Once I had been assisted into bed, and we had addressed various problems with adjustments things took a turn for the worse when a junior doctor arrived with a cannula. I had hoped to avoid having one but it seemed that they couldn’t get enough antibiotics into me by mouth alone. When you think of the alternatives I suppose intravenous isn’t so bad.

As usual, it didn’t go in at the first attempt and the doctor decided to try my right hand. I try to avoid the right hand as I often catch it whilst doing things. In this case, I started by bleeding on the book I was reading; this wouldn’t have happened if the cannula had been in the left hand. Second, I caught it on the cuff of my nightshirt whilst preparing to wash next morning, This resulted in a cannula that stuck out at a strange angle. I got it roughly back in position and replaced the dressing as well as I could, but it wasn’t quite right.

The rest of the day passed in a haze of boredom punctuated by random bottom inspections. Dark forces are obviously afoot in the NHS, striking back at the rising trend of patient dignity.  Under the guise of skin inspections to prevent bed sores, random members of staff wander along at irregular intervals and demand to see my heels and bottom.

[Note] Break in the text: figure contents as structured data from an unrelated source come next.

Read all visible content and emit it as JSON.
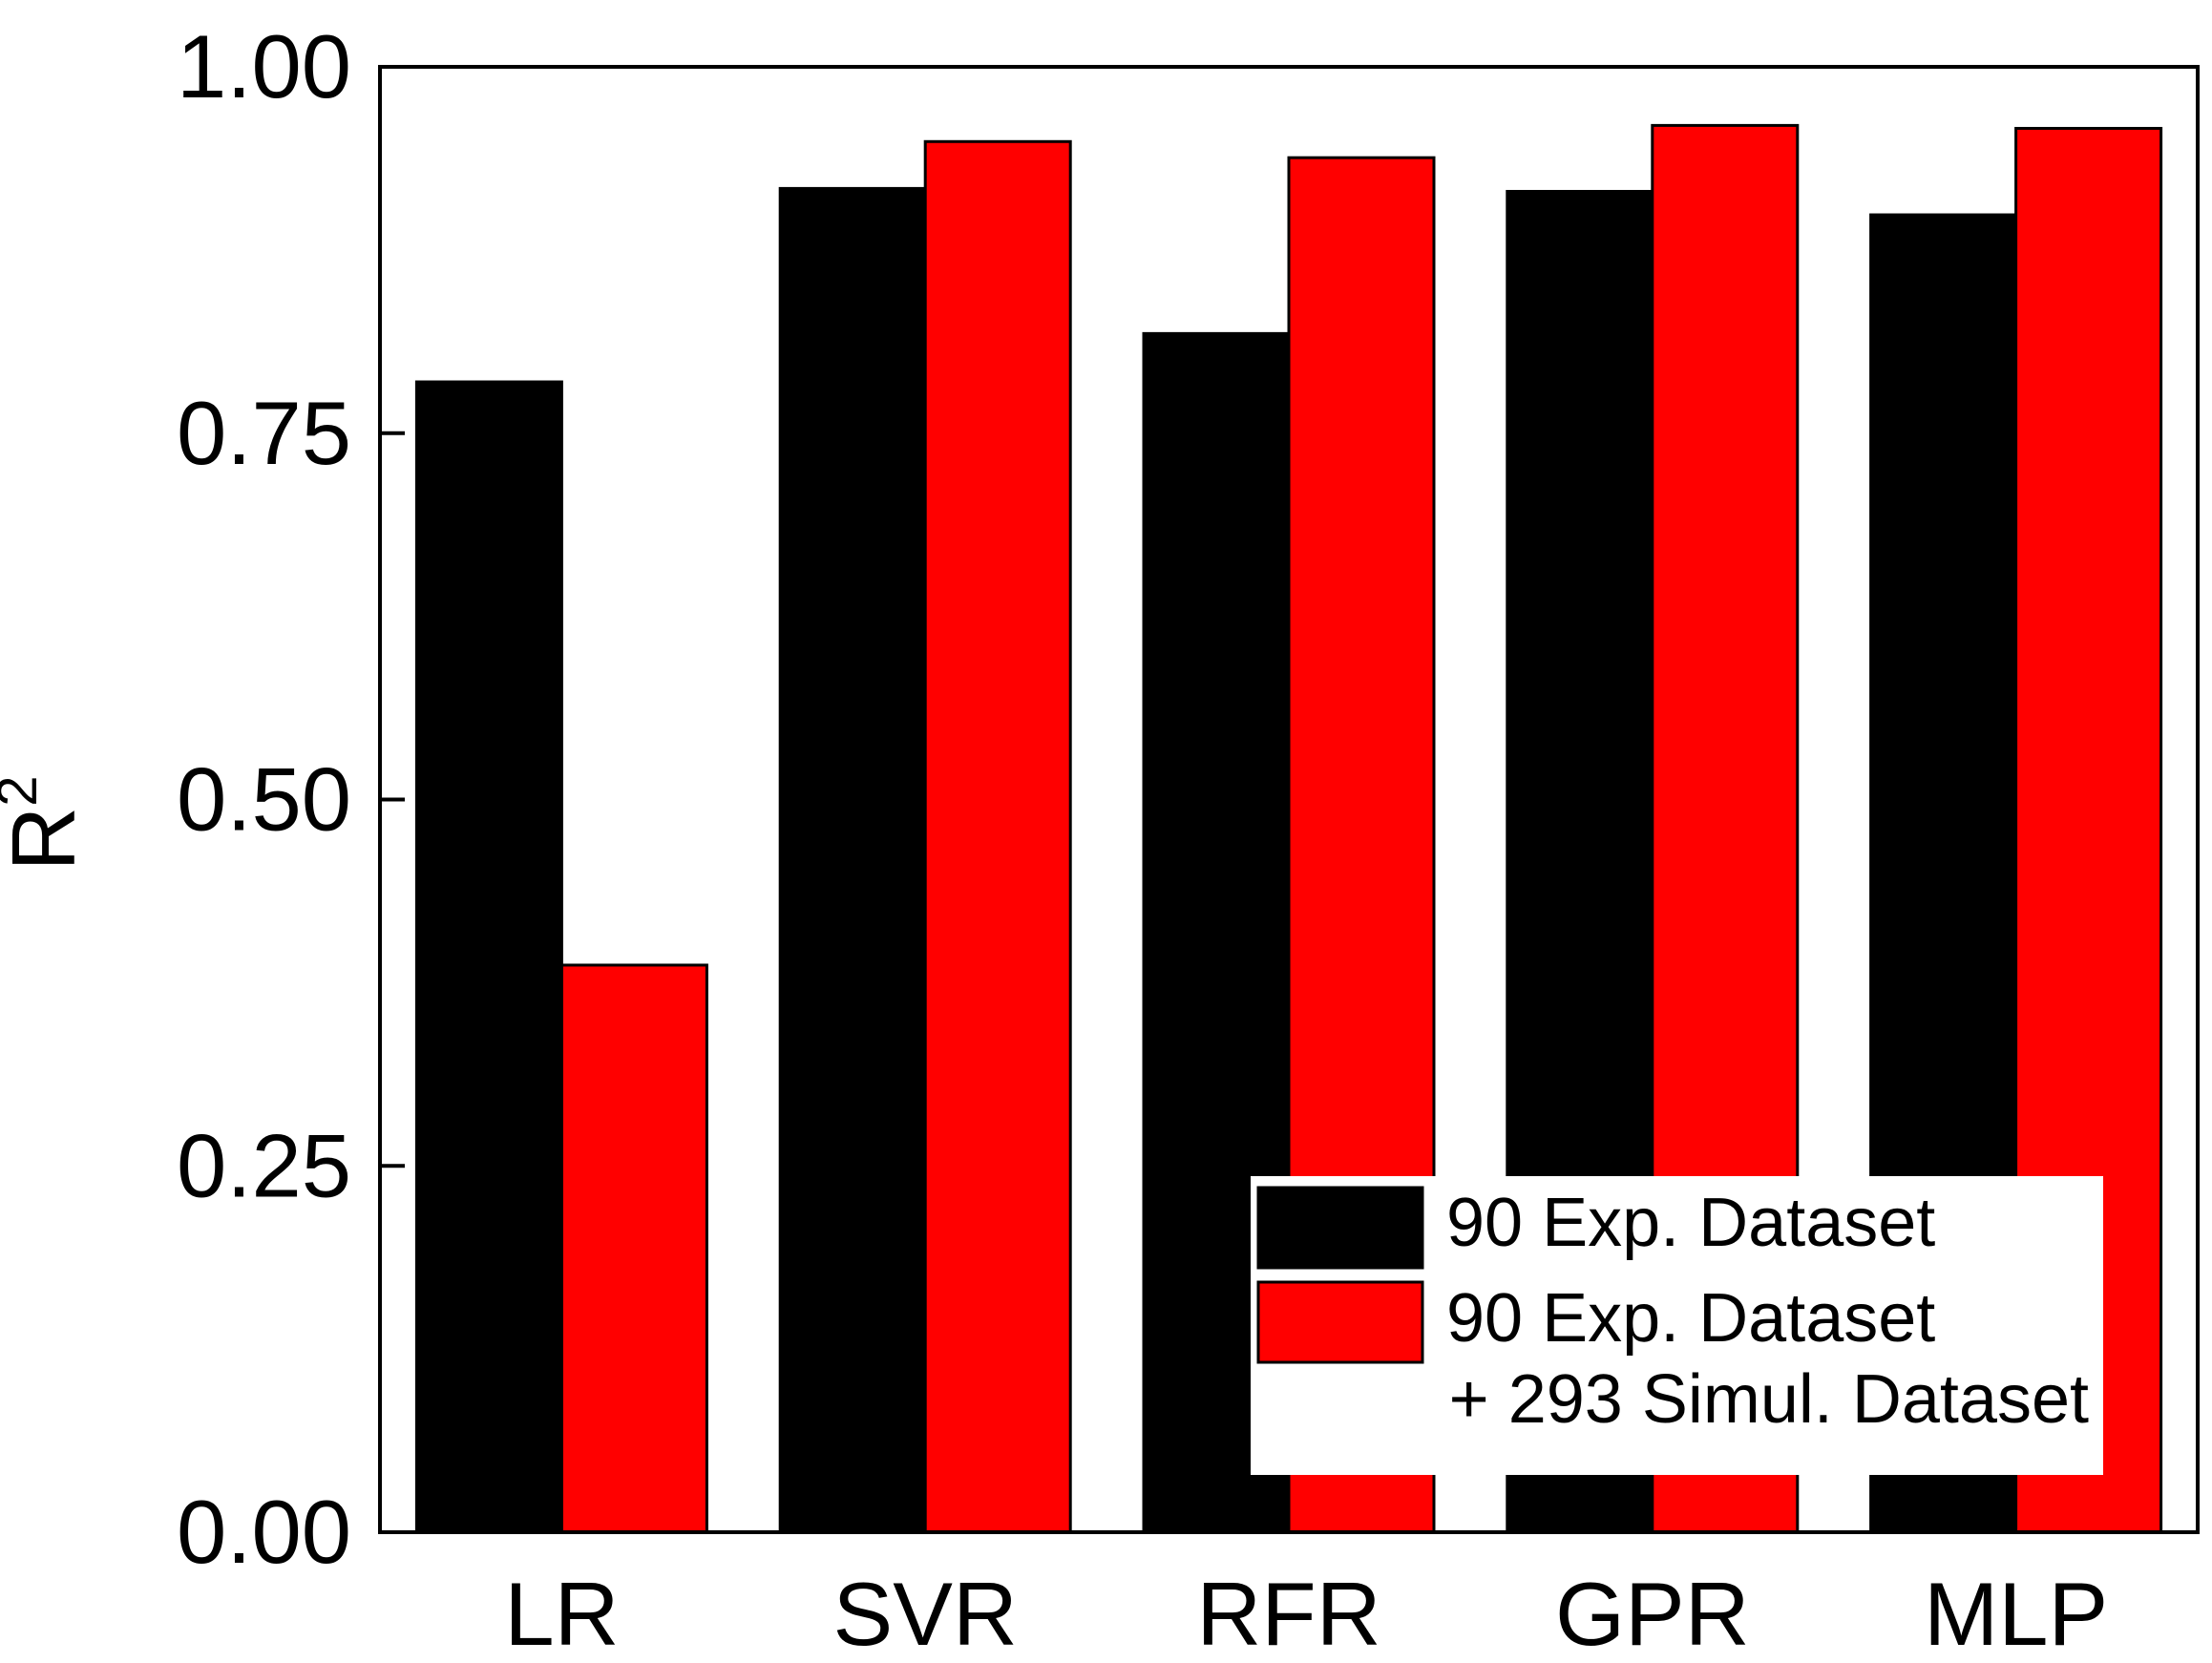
{
  "chart_data": {
    "type": "bar",
    "title": "",
    "xlabel": "",
    "ylabel": "R",
    "ylabel_superscript": "2",
    "ylim": [
      0.0,
      1.0
    ],
    "yticks": [
      0.0,
      0.25,
      0.5,
      0.75,
      1.0
    ],
    "ytick_labels": [
      "0.00",
      "0.25",
      "0.50",
      "0.75",
      "1.00"
    ],
    "grid": false,
    "legend_position": "bottom-right",
    "categories": [
      "LR",
      "SVR",
      "RFR",
      "GPR",
      "MLP"
    ],
    "series": [
      {
        "name": "90 Exp. Dataset",
        "legend_lines": [
          "90 Exp. Dataset"
        ],
        "color": "#000000",
        "values": [
          0.785,
          0.917,
          0.818,
          0.915,
          0.899
        ]
      },
      {
        "name": "90 Exp. Dataset + 293 Simul. Dataset",
        "legend_lines": [
          "90 Exp. Dataset",
          "+ 293 Simul. Dataset"
        ],
        "color": "#ff0000",
        "values": [
          0.387,
          0.949,
          0.938,
          0.96,
          0.958
        ]
      }
    ]
  }
}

I may refuse to show them next time, on the grounds I am a man, not a baboon.

Finally, Julia arrived to visit and help with my liberation. The first thing she did was point to a spot by my side and say “What’s that?”

It was the cannula. I must have plucked it straight out, which couldn’t have taken much effort as I didn’t even notice.

We asked a passing nurse to dispose of it instead of leaving it lying about.  She didn’t seem grateful for our help in keeping the place tidy, but maybe she was just sad at the idea of losing me.